UK pension funds were at the forefront of European institutional investors dumping government bonds for higher-yielding fixed income assets in the first three months of 2014, investment data have shown.

Data from Financial Times service MandateWire show institutions sold £5.3bn of government bonds in Q1 (see graph). This was in stark contrast with data from the previous quarter which show inflows of £6.6bn into government paper.

The £4.6bn London Pensions Fund Authority was one such fund, selling all but 3 per cent of its allocation to gilts at the beginning of the year.

A major beneficiary was the corporate bond market, which saw inflows of £8.5bn, nearly matching the £8.6bn ploughed into the asset class in the last three months of 2013.

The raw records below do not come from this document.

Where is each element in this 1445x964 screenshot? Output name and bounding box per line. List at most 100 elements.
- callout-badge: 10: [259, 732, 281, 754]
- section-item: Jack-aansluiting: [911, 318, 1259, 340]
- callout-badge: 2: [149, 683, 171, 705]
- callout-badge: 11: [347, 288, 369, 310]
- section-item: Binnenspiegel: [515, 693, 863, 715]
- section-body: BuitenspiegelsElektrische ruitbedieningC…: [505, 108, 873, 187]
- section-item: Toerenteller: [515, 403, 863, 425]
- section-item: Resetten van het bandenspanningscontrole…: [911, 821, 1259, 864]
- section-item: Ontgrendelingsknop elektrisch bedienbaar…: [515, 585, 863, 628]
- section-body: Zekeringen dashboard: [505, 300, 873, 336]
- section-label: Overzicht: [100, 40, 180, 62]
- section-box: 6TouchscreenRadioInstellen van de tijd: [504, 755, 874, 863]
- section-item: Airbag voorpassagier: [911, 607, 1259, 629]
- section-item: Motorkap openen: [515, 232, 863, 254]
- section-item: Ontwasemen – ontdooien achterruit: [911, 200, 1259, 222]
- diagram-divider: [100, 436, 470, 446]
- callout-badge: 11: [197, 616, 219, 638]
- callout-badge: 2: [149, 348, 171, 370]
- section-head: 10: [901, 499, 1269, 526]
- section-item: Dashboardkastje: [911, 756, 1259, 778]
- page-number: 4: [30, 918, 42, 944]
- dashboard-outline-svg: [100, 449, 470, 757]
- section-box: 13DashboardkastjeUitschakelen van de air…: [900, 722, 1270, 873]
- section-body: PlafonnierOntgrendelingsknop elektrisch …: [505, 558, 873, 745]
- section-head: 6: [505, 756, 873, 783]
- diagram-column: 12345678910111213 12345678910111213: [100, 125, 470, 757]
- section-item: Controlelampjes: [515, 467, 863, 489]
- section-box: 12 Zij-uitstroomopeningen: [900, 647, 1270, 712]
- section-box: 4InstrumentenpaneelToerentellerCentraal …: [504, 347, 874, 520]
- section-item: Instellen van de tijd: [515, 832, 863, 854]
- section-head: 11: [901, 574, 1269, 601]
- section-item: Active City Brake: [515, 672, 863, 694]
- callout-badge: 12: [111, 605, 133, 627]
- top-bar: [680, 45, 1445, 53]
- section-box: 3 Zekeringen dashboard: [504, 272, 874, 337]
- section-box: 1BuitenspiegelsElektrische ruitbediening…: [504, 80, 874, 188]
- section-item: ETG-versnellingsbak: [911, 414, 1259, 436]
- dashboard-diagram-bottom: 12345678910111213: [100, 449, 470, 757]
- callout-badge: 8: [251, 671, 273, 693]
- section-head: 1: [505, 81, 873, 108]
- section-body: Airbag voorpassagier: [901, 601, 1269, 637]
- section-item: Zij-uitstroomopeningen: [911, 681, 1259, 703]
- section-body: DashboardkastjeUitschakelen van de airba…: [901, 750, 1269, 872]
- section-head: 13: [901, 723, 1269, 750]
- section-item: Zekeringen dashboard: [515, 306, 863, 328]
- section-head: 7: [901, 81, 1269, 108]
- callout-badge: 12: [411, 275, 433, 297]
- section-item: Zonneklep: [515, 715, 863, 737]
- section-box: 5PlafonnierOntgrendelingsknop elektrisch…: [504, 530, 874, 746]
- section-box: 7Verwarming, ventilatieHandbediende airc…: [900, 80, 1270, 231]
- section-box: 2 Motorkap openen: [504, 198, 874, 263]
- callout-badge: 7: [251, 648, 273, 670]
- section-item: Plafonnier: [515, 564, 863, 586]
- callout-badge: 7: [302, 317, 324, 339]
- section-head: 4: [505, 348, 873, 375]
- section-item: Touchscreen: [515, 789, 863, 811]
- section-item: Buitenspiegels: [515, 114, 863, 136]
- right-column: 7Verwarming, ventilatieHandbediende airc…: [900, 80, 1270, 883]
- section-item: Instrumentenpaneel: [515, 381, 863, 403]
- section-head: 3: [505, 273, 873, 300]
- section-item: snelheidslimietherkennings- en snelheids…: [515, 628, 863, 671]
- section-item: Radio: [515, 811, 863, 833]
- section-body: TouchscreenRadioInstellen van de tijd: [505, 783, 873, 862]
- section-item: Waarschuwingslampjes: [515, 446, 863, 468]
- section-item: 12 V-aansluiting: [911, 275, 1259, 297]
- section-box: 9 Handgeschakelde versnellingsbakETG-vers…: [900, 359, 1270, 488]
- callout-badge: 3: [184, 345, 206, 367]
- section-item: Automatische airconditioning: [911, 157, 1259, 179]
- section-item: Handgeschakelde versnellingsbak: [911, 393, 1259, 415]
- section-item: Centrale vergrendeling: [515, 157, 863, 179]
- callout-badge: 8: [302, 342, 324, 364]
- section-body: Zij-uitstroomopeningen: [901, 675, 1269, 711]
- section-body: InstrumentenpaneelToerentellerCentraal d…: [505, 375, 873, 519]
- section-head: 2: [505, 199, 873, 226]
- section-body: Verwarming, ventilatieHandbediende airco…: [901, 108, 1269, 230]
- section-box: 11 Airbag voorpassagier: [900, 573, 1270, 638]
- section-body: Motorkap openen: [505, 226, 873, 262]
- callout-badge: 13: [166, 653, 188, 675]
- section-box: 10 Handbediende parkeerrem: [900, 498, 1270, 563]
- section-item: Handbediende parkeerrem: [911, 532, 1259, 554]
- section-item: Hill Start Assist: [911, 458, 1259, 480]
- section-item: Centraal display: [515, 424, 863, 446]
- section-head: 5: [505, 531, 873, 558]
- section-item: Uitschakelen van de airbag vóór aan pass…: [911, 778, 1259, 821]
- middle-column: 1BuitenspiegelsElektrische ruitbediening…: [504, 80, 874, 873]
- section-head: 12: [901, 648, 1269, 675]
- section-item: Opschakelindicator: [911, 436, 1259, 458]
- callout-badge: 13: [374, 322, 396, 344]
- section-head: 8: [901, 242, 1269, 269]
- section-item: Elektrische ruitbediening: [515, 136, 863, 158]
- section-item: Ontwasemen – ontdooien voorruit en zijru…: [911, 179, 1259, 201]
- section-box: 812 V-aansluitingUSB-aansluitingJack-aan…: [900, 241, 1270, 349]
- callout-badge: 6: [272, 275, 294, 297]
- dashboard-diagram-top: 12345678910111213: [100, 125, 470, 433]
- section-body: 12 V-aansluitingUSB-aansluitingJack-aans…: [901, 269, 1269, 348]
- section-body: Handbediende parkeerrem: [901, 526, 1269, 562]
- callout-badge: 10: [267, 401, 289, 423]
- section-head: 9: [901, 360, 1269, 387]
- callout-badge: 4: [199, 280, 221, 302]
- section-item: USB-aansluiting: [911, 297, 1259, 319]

Despite gilt yields beginning to rise, they are starting from a very low base point, said Simeon Willis, principal consultant at consultancy KPMG. “They’re still pretty low based on what they were in 2011,” said Willis.

As a result, many investors have decided to invest in more diverse and higher-yielding fixed income assets, though some have retained synthetic exposure to gilts rather than “investing hard cash in them”, added Willis.

“What that means is you can get the benefits of hedging liabilities but without having to tie up your money in a low-yielding asset,” he said.

Phil Edwards, European director of strategic research at consultancy Mercer, said some schemes have opted for emerging market debt and high yield.

“Over the last year or so we have seen schemes, as a next evolution of that, allocate towards multi-credit strategies,” Edwards said.

But reducing gilts decreases the “mark-to-market liability matching provided by the asset”, Edwards added.

Consultants have also noticed a rise in schemes using liability-driven investment mandates in tandem with higher-yielding fixed income assets.

“Pension schemes are on this journey to close deficits,” said John Belgrove, senior partner at consultancy Aon Hewitt, adding that they also want to control risk without the related cost of having bonds.

As a result schemes have looked to “sweat” their gilts, he said.